The Boeing 747 Dreamlifter (formerly Large Cargo Freighter or LCF) is a wide-body cargo aircraft. Cargo is placed in the aircraft by the world's longest cargo loader. It is an extensively modified Boeing 747-400 that is used exclusively for transporting Boeing 787 Dreamliner aircraft components to Boeing's assembly plants from suppliers around the world.



(1) Tupolev ANT-20 Maksim Gorki

The Tupolev ANT-20 Maksim Gorki (Russian: Туполев АНТ-20 "Максим Горький") was a Soviet eight-engine aircraft, the largest of the 1930s. Its wingspan was similar to that of a modern Boeing 747, and was not exceeded until the 64.6 meter wingspan, American Douglas XB-19 heavy bomber prototype first flew in the early summer of 1941.The ANT-20 was designed by Andrei Tupolev, using the all-metal airframe technologies devised by German engineer Hugo Junkers during the World War I years, as the largest-ever aircraft to use Herr Junkers' original all-metal aircraft design techniques from 1918, and constructed between 4 July 1933 and 3 April 1934.




(1) Dornier Do X

The Dornier Do X was the largest, heaviest, and most powerful flying boat in the world when it was produced by the Dornier company of Germany in 1929. First conceived by Dr.
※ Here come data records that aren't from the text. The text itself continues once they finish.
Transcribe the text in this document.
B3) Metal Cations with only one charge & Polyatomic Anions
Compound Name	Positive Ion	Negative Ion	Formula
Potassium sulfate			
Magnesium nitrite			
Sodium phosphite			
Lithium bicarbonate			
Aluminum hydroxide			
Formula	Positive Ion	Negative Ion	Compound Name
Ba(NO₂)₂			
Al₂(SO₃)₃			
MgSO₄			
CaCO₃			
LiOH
Claude Dornier in 1924, planning started in late 1925 and after over 240,000 work-hours it was completed in June 1929.During the years between the two World Wars, only the Soviet Tupolev ANT-20 Maksim Gorki landplane of a few years later was physically larger, but at 53 metric tons maximum takeoff weight it was not as heavy as the Do X's 56 tonnes.



(1) Antonov An-2

The Antonov An-2 (Russian nickname: "Annushka" or "Annie"; "kukuruznik" - corn crop duster) is a Soviet mass-produced single-engine biplane utility/agricultural aircraft designed and manufactured by the Antonov Design Bureau (now State Company) since 1946. (USAF/DoD reporting name Type 22, NATO reporting name Colt.)